Os suspeitos do crime pertenciam a duas famílias influentes do Espírito Santo. Os nomes dos envolvidos no caso eram Paulo Constanteen Helal, conhecido como Paulinho, e Dante de Barros Michelini, conhecido como Dantinho. Este último era filho do latifundiário Dante de Brito Michelini, influente junto ao regime militar,[13] enquanto Paulinho era filho de Constanteen Helal, de família igualmente poderosa. Eles eram conhecidos na cidade como usuários de drogas que violentavam garotas menores de idade. O bando teria sido responsável também pela morte de um guarda de trânsito que os havia parado.[13] Ambos foram citados nos artigos 235 e 249 ("Subtrair menor de dezoito anos ou interdito ao poder de quem o tem sob sua guarda")[14] do Código Penal.[15] Também foi apontada como suspeita a própria mãe de Araceli, Lola Sánchez, que teria usado a própria filha como "mula" para entregar drogas a Jorge Michelini.[7] Lola seria um contato na rota Brasil–Bolívia do tráfico de cocaína, e desapareceu de Vitória em 1981,[7] residindo atualmente em seu país de origem. O pai de Araceli, Gabriel Crespo, faleceu em 2004.[5]

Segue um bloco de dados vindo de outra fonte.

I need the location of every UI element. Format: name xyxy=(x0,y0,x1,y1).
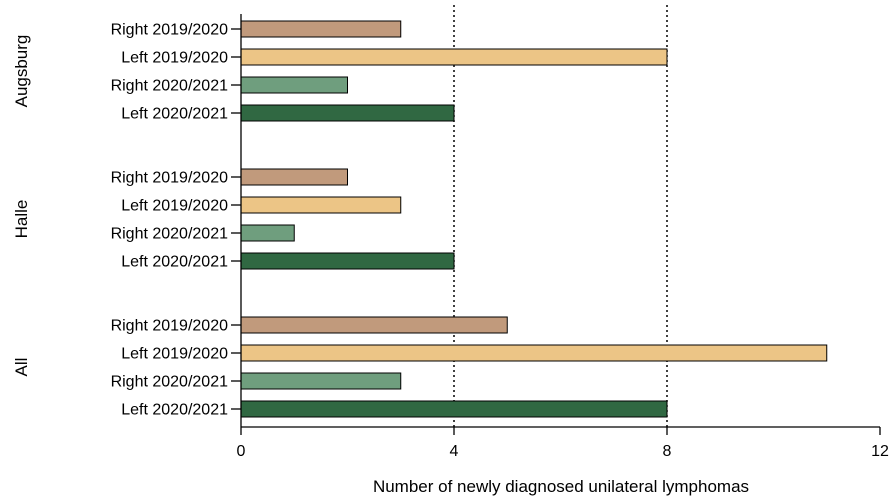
y-tick-label: Right 2020/2021 xyxy=(111,226,229,243)
x-axis: 0 4 8 12 xyxy=(237,426,889,460)
y-tick-label: Right 2019/2020 xyxy=(111,170,229,187)
bar-all-1 xyxy=(240,344,828,362)
group-label-augsburg: Augsburg xyxy=(12,35,31,108)
y-axis: Right 2019/2020 Left 2019/2020 Right 2020/… xyxy=(12,14,242,427)
x-tick-label: 0 xyxy=(237,443,246,460)
bar-all-3 xyxy=(240,400,668,418)
y-tick-label: Left 2020/2021 xyxy=(121,106,228,123)
bar-halle-1 xyxy=(240,196,402,214)
bar-all-2 xyxy=(240,372,402,390)
bar-halle-3 xyxy=(240,252,455,270)
y-tick-label: Right 2019/2020 xyxy=(111,22,229,39)
group-label-halle: Halle xyxy=(12,200,31,239)
y-tick-label: Left 2020/2021 xyxy=(121,254,228,271)
y-tick-label: Right 2019/2020 xyxy=(111,318,229,335)
y-tick-label: Right 2020/2021 xyxy=(111,374,229,391)
bar-halle-2 xyxy=(240,224,295,242)
y-tick-label: Left 2019/2020 xyxy=(121,50,228,67)
reference-lines xyxy=(453,5,668,427)
bars xyxy=(240,20,828,418)
y-tick-label: Left 2020/2021 xyxy=(121,402,228,419)
bar-augsburg-2 xyxy=(240,76,348,94)
y-tick-label: Left 2019/2020 xyxy=(121,198,228,215)
y-tick-label: Right 2020/2021 xyxy=(111,78,229,95)
group-label-all: All xyxy=(12,358,31,377)
x-tick-label: 8 xyxy=(663,443,672,460)
bar-all-0 xyxy=(240,316,508,334)
bar-augsburg-0 xyxy=(240,20,402,38)
x-axis-title: Number of newly diagnosed unilateral lym… xyxy=(373,477,749,496)
x-tick-label: 12 xyxy=(871,443,889,460)
bar-augsburg-3 xyxy=(240,104,455,122)
y-tick-label: Left 2019/2020 xyxy=(121,346,228,363)
bar-halle-0 xyxy=(240,168,348,186)
x-tick-label: 4 xyxy=(450,443,459,460)
bar-augsburg-1 xyxy=(240,48,668,66)
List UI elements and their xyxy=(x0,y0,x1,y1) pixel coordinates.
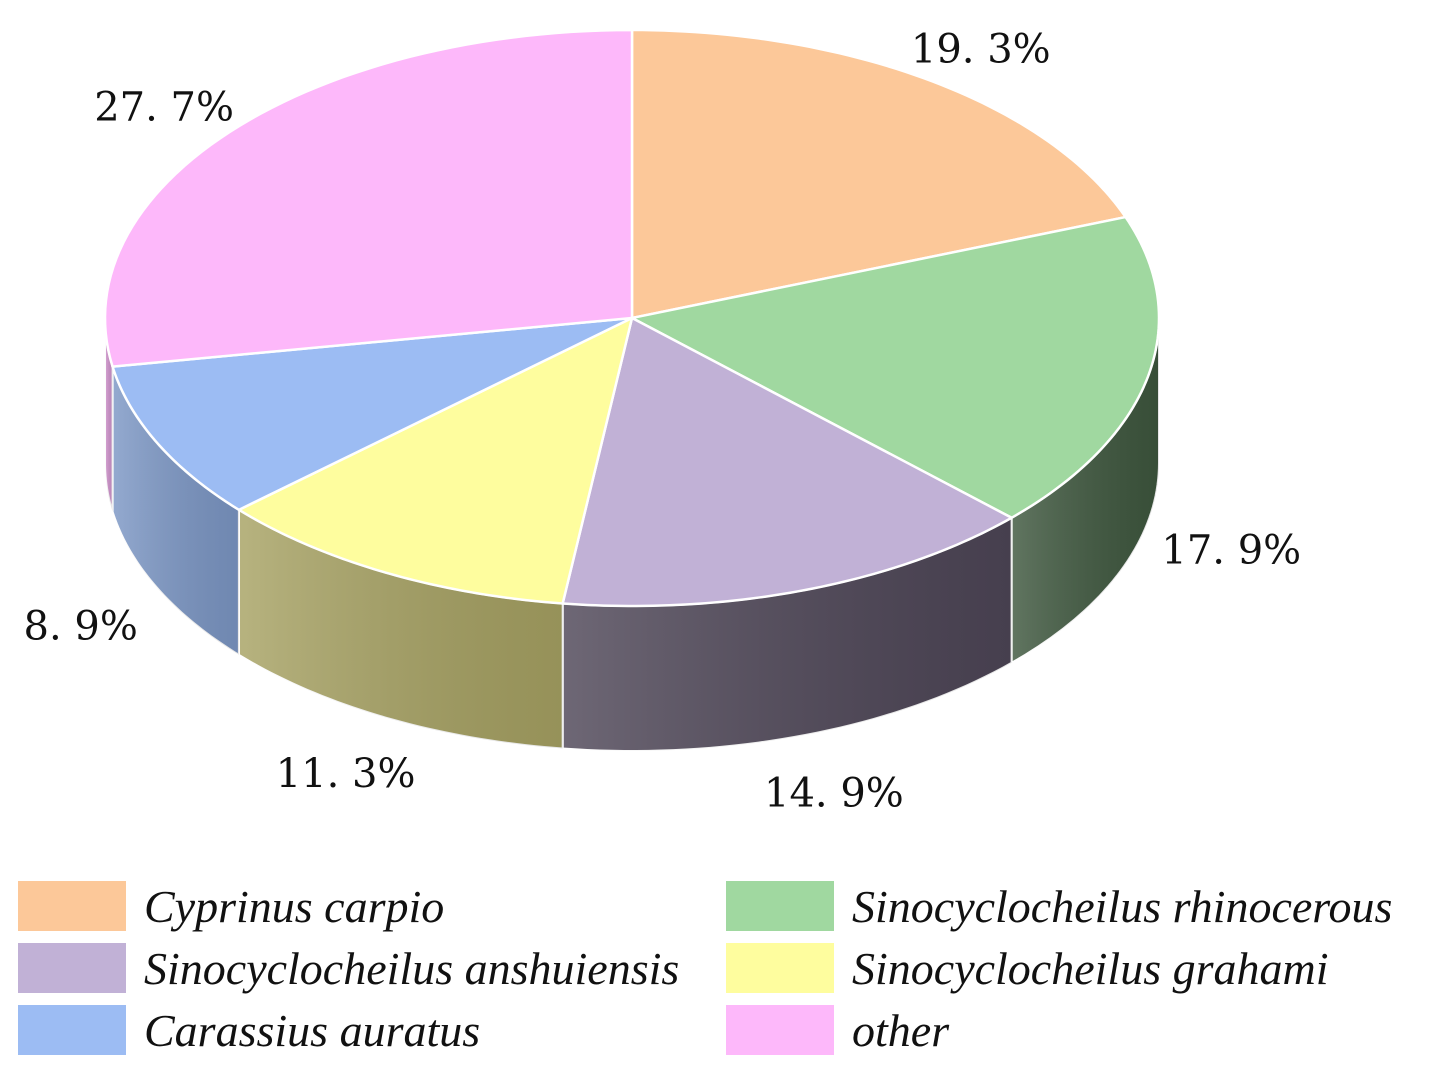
legend: Cyprinus carpio Sinocyclocheilus rhinocer… xyxy=(18,880,1448,1056)
slice-side-shade-sinocyclocheilus-anshuiensis xyxy=(562,517,1012,751)
slice-cyprinus-carpio xyxy=(630,28,1127,320)
legend-label: Sinocyclocheilus anshuiensis xyxy=(144,942,680,994)
legend-swatch xyxy=(726,943,834,993)
slice-side-shade-other xyxy=(105,318,113,512)
slice-sinocyclocheilus-anshuiensis xyxy=(561,316,1013,608)
legend-item-cyprinus-carpio: Cyprinus carpio xyxy=(18,880,726,932)
slice-sinocyclocheilus-grahami xyxy=(237,316,634,605)
pie-chart: 19. 3% 17. 9% 14. 9% 11. 3% 8. 9% 27. 7% xyxy=(24,27,1302,817)
slice-side-shade-sinocyclocheilus-rhinocerous xyxy=(1011,318,1159,663)
value-label-sinocyclocheilus-rhinocerous: 17. 9% xyxy=(1161,528,1301,574)
legend-swatch xyxy=(18,1005,126,1055)
value-label-cyprinus-carpio: 19. 3% xyxy=(911,27,1051,73)
slice-sinocyclocheilus-rhinocerous xyxy=(630,215,1161,520)
legend-label: Sinocyclocheilus rhinocerous xyxy=(852,880,1393,932)
legend-item-sinocyclocheilus-anshuiensis: Sinocyclocheilus anshuiensis xyxy=(18,942,726,994)
legend-label: other xyxy=(852,1004,950,1056)
legend-swatch xyxy=(18,881,126,931)
legend-label: Sinocyclocheilus grahami xyxy=(852,942,1329,994)
slice-side-shade-sinocyclocheilus-grahami xyxy=(238,509,563,749)
legend-item-other: other xyxy=(726,1004,1446,1056)
slice-other xyxy=(103,28,634,368)
slice-side-shade-carassius-auratus xyxy=(112,366,239,655)
slice-carassius-auratus xyxy=(111,316,634,512)
legend-label: Carassius auratus xyxy=(144,1004,481,1056)
value-label-carassius-auratus: 8. 9% xyxy=(24,603,138,649)
value-label-sinocyclocheilus-anshuiensis: 14. 9% xyxy=(764,771,904,817)
legend-item-carassius-auratus: Carassius auratus xyxy=(18,1004,726,1056)
value-label-sinocyclocheilus-grahami: 11. 3% xyxy=(276,751,416,797)
value-label-other: 27. 7% xyxy=(94,85,234,131)
legend-label: Cyprinus carpio xyxy=(144,880,445,932)
legend-item-sinocyclocheilus-grahami: Sinocyclocheilus grahami xyxy=(726,942,1446,994)
legend-swatch xyxy=(726,1005,834,1055)
legend-item-sinocyclocheilus-rhinocerous: Sinocyclocheilus rhinocerous xyxy=(726,880,1446,932)
legend-swatch xyxy=(18,943,126,993)
legend-swatch xyxy=(726,881,834,931)
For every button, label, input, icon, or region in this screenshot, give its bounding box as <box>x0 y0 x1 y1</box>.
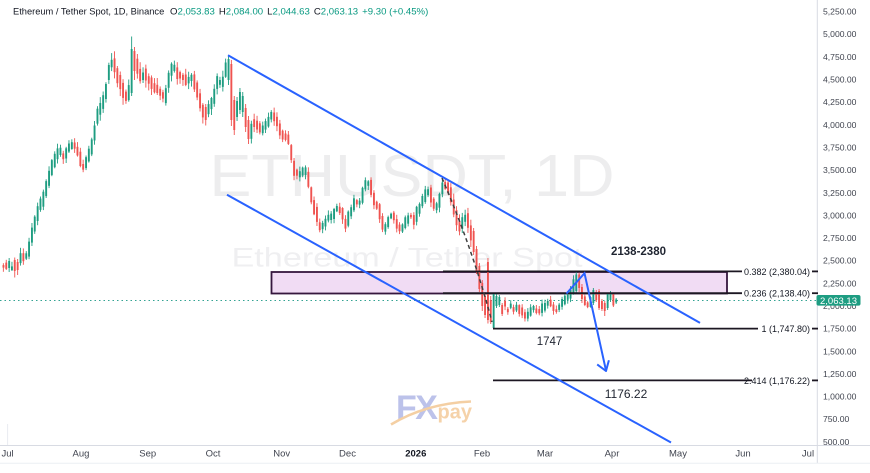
svg-text:Dec: Dec <box>339 448 356 459</box>
svg-text:500.00: 500.00 <box>823 437 850 447</box>
svg-text:1,750.00: 1,750.00 <box>823 324 857 334</box>
svg-text:2,500.00: 2,500.00 <box>823 256 857 266</box>
svg-text:2,063.13: 2,063.13 <box>820 296 857 307</box>
svg-text:Apr: Apr <box>605 448 620 459</box>
svg-text:1,000.00: 1,000.00 <box>823 392 857 402</box>
svg-text:Feb: Feb <box>474 448 490 459</box>
svg-text:1 (1,747.80): 1 (1,747.80) <box>761 324 810 334</box>
svg-text:3,500.00: 3,500.00 <box>823 165 857 175</box>
svg-text:2.414 (1,176.22): 2.414 (1,176.22) <box>744 376 810 386</box>
svg-text:Mar: Mar <box>537 448 553 459</box>
svg-text:4,000.00: 4,000.00 <box>823 120 857 130</box>
svg-text:1176.22: 1176.22 <box>605 387 648 401</box>
svg-text:1,250.00: 1,250.00 <box>823 369 857 379</box>
svg-text:0.382 (2,380.04): 0.382 (2,380.04) <box>744 267 810 277</box>
svg-text:3,750.00: 3,750.00 <box>823 142 857 152</box>
svg-text:May: May <box>669 448 687 459</box>
svg-text:2138-2380: 2138-2380 <box>611 246 666 258</box>
svg-text:Jun: Jun <box>735 448 750 459</box>
svg-text:2,750.00: 2,750.00 <box>823 233 857 243</box>
svg-text:ETHUSDT, 1D: ETHUSDT, 1D <box>210 143 615 209</box>
svg-text:750.00: 750.00 <box>823 414 850 424</box>
svg-text:3,250.00: 3,250.00 <box>823 188 857 198</box>
svg-text:Jul: Jul <box>2 448 14 459</box>
svg-text:pay: pay <box>438 402 473 424</box>
svg-text:2,250.00: 2,250.00 <box>823 278 857 288</box>
svg-text:1747: 1747 <box>537 336 563 348</box>
svg-text:Jul: Jul <box>802 448 814 459</box>
svg-text:3,000.00: 3,000.00 <box>823 210 857 220</box>
svg-text:Oct: Oct <box>206 448 221 459</box>
svg-text:Sep: Sep <box>139 448 156 459</box>
svg-text:4,250.00: 4,250.00 <box>823 97 857 107</box>
svg-text:2026: 2026 <box>405 448 426 459</box>
svg-text:1,500.00: 1,500.00 <box>823 346 857 356</box>
svg-text:Ethereum / Tether Spot: Ethereum / Tether Spot <box>232 243 584 273</box>
svg-text:5,000.00: 5,000.00 <box>823 29 857 39</box>
svg-text:Aug: Aug <box>73 448 90 459</box>
svg-text:Nov: Nov <box>273 448 290 459</box>
svg-text:4,500.00: 4,500.00 <box>823 75 857 85</box>
svg-text:Ethereum / Tether Spot, 1D, Bi: Ethereum / Tether Spot, 1D, Binance <box>13 7 164 17</box>
svg-text:5,250.00: 5,250.00 <box>823 7 857 17</box>
svg-text:0.236 (2,138.40): 0.236 (2,138.40) <box>744 289 810 299</box>
svg-text:4,750.00: 4,750.00 <box>823 52 857 62</box>
svg-text:2,000.00: 2,000.00 <box>823 301 857 311</box>
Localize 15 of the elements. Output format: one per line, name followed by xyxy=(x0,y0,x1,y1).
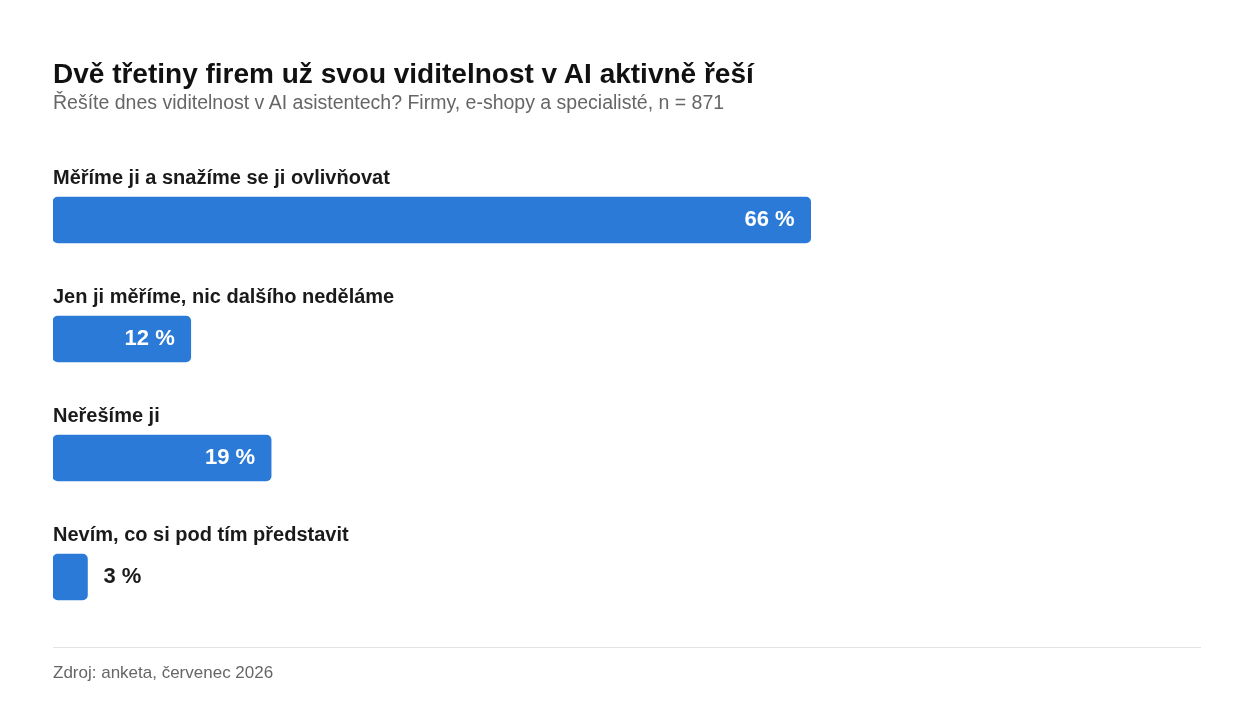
data-label: 12 % xyxy=(124,325,175,351)
y-tick-label: Jen ji měříme, nic dalšího neděláme xyxy=(53,284,395,307)
bar xyxy=(53,196,812,244)
y-tick-label: Neřešíme ji xyxy=(53,403,160,426)
y-tick-label: Nevím, co si pod tím představit xyxy=(53,522,349,545)
data-label: 66 % xyxy=(744,206,795,232)
bar xyxy=(53,315,192,363)
data-label: 3 % xyxy=(103,563,142,589)
text: Zdroj: anketa, červenec 2026 xyxy=(53,663,274,683)
bar xyxy=(53,434,272,482)
y-tick-label: Měříme ji a snažíme se ji ovlivňovat xyxy=(53,165,391,188)
data-label: 19 % xyxy=(204,444,256,470)
chart-subtitle: Řešíte dnes viditelnost v AI asistentech? Firmy, e-shopy a specialisté, n = 871 xyxy=(53,91,725,113)
bar xyxy=(53,553,88,601)
chart-title: Dvě třetiny firem už svou viditelnost v AI aktivně řeší xyxy=(53,58,754,90)
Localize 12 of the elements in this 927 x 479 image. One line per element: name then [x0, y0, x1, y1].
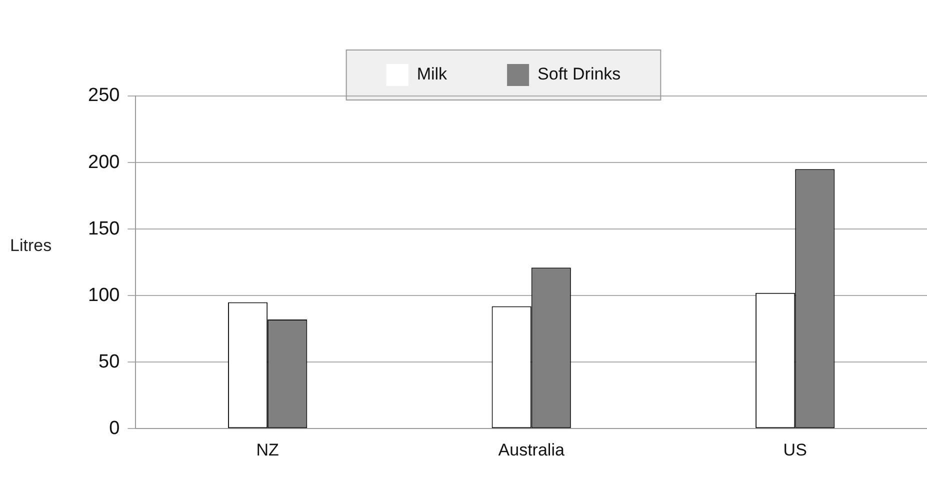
y-tick-label: 200: [88, 152, 120, 173]
legend-label: Milk: [416, 64, 448, 84]
y-tick-label: 250: [88, 85, 120, 106]
x-tick-label: Australia: [498, 440, 565, 460]
legend-label: Soft Drinks: [538, 64, 621, 84]
y-tick-label: 0: [109, 418, 120, 439]
y-tick-label: 50: [98, 351, 120, 372]
y-axis-title: Litres: [10, 236, 52, 256]
y-tick-label: 100: [88, 284, 120, 306]
x-tick-label: NZ: [256, 440, 279, 460]
y-tick-label: 150: [88, 218, 120, 240]
x-tick-label: US: [783, 440, 807, 460]
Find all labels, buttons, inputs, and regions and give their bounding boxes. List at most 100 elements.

Apesar de Paulo e Dantinho serem os principais suspeitos, e de haver testemunhas contra eles, jamais foram condenados pela morte da Araceli. De acordo com o relato de José Louzeiro, autor do livro Araceli, Meu Amor, o caso produziu 14 mortes, desde possíveis testemunhas, até pessoas interessadas em desvendar o crime.[13] Ele próprio, enquanto investigava o crime em Vitória para produzir seu livro-reportagem, teria sido alvo de uma tentativa de "queima de arquivo". De acordo com ele, um funcionário do hotel onde o escritor estava hospedado, pertencente à família Helal, o teria alertado de estar correndo risco de morte.[13] A partir de então, Louzeiro passou a preencher ficha num hotel e se hospedar em outro.[13]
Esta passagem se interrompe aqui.